The reform agenda will have multiple dimensions. It can begin with the United Nations. The practice of veto for the five permanent members needs to be revisited. Leo Pasvolsky, who participated in the drafting of the UN Charter, was not in favour of a veto for the victors of the war. It was Stalin who insisted on the veto and Pasvolsky’s detractors in the State Department took refuge in Stalin’s proposals. While the West talks about democracy, it has embraced Stalin’s vision to govern the UN Security Council. It is time to consider revision of the veto system. The veto should be abolished or should be offset if four fifth majority of the Security Council wants to override it. Instead of a veto, all decisions can be made subject to the four fifth majority, or near consensus. 

The UN should be transformed from the United Governments Organisation that it is in practice to the United Nations that the founders had envisioned. At present, the UN offers space for states to negotiate their interests. It is necessary to create a superior mechanism which supersedes interest of the states in favour of measures to ensure the survival of human civilization. We also need to design a reliable collective security architecture that everyone can have confidence in. Unless there is such a security alternative, states will continue to acquire weapons of war. At the core of the collective security architecture, there must be a robust instrument of conflict prevention and conflict resolution. Currently, the UN peace efforts are concentrated on regional conflicts in the developing world. We need a mechanism which can address the honour and interests of big powers such as the United States, China and Russia.

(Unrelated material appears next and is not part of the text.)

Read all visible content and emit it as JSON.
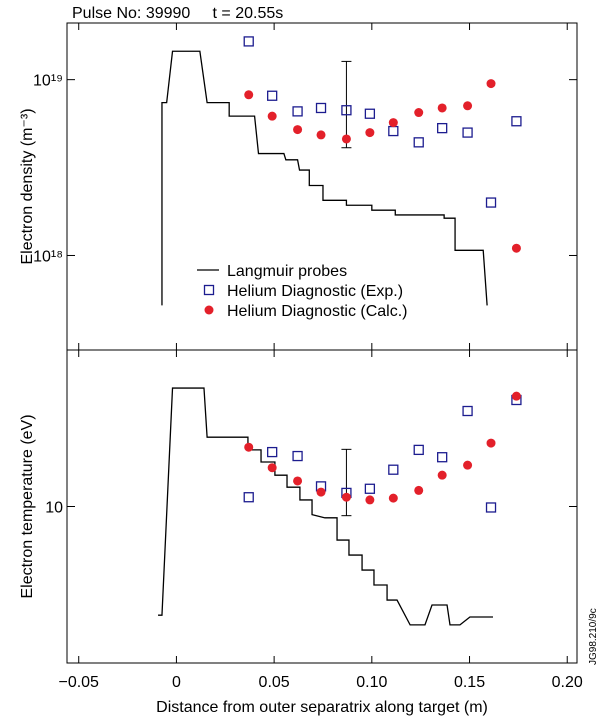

Another key element of the reform would be the weapons of mass destruction including nuclear, biological, chemical, and lethal autonomous weapons. It is necessary to begin with risk reduction measures such as ‘no first use’ by all countries and gradually move towards the phased elimination of such weapons in a time-bound manner. Our ultimate objective should be the reduction in all arms, conventional and strategic, and the expenditure incurred on them.

In order to translate such a vision into a reality, we need actions as well a new philosophical approach, derived from the spirit of the African concept of Ubuntu, “I am because we are”. If we fail, we will face universal death. If we succeed, we will enter an era of Summum bonum.